How to use this macro to test if memory is aligned

2019-02-13 11:27发布

问题:

I'm a simd beginner, I've read this article about the topic (since I'm using a AVX2-compatible machine).

Now, I've read in this question to check if your pointer is aligned.

I'm testing it with this toy example main.cpp:

#include <iostream>
#include <immintrin.h>

#define is_aligned(POINTER, BYTE_COUNT) \
    (((uintptr_t)(const void *)(POINTER)) % (BYTE_COUNT) == 0)


int main()
{
  float a[8];
  for(int i=0; i<8; i++){
    a[i]=i;
  }
  __m256 evens = _mm256_set_ps(2.0, 4.0, 6.0, 8.0, 10.0, 12.0, 14.0, 16.0);
  std::cout<<is_aligned(a, 16)<<" "<<is_aligned(&evens, 16)<<std::endl;   
  std::cout<<is_aligned(a, 32)<<" "<<is_aligned(&evens, 32)<<std::endl;   

}

And compile it with icpc -std=c++11 -o main main.cpp.
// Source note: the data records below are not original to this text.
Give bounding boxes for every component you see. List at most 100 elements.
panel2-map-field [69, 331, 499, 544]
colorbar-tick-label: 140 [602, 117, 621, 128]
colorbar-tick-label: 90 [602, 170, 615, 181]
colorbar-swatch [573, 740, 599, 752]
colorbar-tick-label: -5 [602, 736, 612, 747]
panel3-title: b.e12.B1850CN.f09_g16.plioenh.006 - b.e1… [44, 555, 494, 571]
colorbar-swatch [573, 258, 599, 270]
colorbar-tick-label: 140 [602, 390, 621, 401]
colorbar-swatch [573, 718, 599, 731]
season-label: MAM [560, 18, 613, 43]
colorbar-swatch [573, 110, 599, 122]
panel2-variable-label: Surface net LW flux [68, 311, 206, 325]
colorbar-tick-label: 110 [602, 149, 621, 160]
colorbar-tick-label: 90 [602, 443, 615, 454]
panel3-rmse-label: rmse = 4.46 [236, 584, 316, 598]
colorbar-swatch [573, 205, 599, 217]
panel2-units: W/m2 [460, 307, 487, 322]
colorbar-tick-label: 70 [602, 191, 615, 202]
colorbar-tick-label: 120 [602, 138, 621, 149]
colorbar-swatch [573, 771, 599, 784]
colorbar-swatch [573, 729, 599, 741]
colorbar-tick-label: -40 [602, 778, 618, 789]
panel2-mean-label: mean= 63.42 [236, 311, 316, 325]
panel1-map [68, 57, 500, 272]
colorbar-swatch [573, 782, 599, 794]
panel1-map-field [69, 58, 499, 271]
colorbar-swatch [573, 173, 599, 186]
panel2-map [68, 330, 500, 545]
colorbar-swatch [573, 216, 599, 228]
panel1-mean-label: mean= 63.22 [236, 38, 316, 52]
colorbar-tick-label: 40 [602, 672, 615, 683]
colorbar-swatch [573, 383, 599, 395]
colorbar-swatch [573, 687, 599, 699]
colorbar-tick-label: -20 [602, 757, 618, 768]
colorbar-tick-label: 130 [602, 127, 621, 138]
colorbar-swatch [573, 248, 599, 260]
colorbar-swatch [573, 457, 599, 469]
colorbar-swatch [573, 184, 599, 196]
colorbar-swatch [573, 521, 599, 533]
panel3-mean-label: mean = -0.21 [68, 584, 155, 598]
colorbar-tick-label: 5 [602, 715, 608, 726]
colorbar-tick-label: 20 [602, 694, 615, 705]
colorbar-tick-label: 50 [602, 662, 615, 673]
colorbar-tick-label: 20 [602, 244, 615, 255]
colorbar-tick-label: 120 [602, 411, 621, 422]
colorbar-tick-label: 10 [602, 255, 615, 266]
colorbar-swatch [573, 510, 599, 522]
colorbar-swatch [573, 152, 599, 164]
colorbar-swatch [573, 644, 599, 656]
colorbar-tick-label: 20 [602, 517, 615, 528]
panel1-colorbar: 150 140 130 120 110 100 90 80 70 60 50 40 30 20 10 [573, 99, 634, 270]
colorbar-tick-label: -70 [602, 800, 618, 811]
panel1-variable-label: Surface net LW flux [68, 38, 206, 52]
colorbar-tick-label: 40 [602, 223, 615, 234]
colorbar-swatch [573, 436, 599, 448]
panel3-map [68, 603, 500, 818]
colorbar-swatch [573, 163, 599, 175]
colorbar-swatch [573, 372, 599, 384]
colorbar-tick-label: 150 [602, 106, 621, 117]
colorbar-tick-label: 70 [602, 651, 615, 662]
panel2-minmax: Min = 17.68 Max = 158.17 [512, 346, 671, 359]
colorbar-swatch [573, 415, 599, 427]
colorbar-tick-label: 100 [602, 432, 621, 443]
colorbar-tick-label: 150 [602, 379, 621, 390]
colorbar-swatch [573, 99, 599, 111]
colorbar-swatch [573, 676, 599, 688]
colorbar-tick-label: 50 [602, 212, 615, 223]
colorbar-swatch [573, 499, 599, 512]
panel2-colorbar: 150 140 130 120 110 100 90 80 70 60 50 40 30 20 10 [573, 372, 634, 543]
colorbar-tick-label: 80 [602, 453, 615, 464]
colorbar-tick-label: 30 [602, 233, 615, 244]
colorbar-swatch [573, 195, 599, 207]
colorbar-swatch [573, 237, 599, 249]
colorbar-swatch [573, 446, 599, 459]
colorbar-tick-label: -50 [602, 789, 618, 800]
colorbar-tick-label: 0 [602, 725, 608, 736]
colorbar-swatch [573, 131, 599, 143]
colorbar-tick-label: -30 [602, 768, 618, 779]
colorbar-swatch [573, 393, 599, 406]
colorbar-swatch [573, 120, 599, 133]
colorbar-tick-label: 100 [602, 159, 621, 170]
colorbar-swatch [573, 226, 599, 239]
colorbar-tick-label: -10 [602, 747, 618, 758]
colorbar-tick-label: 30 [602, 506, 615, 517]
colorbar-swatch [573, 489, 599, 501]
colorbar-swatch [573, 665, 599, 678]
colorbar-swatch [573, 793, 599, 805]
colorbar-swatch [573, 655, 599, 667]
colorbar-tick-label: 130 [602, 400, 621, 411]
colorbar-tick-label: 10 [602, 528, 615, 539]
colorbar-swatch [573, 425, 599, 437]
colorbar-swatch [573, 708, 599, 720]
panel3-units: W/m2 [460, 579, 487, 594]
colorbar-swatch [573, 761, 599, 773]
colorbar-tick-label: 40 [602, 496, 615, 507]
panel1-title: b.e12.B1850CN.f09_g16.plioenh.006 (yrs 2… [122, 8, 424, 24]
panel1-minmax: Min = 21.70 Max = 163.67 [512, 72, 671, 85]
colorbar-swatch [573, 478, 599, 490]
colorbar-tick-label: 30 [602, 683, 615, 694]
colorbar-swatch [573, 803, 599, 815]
The resulting printing is:

1 1
1 1

However, if I add thhese 3 lines before the 4 prints:

for(int i=0; i<8; i++)
  std::cout<<a[i]<<" ";
std::cout<<std::endl;

This is the result:

0 1 2 3 4 5 6 7 
1 1
0 1

In particular, I don't understand that last 0. Why is it different from the last printing? What am I missing?

回答1:

Your is_aligned (which is a macro, not a function) determines whether the object has been aligned to particular boundary. It does not determine the alignment requirement of the type of the object.

The compiler will guarantee for a float array, that it be aligned to at least the alignment requirement of a float - which is typically 4. 32 is not a factor of 4, so there is no guarantee that the array be aligned to 32 byte boundary. However, there are many memory addresses that are divisible by both 4 and 32, so it is possible that a memory address at a 4 byte boundary happens to also be at a 32 byte boundary. This is what happened in your first test, but as explained, there is no guarantee that it would happen. In your latter test you added some local variables, and the array ended up in another memory location. It so happened that the other memory location wasn't at the 32 byte boundary.

To request a stricter alignment that may be required by SIMD instructions, you can use the alignas specifier:

alignas(32) float a[8];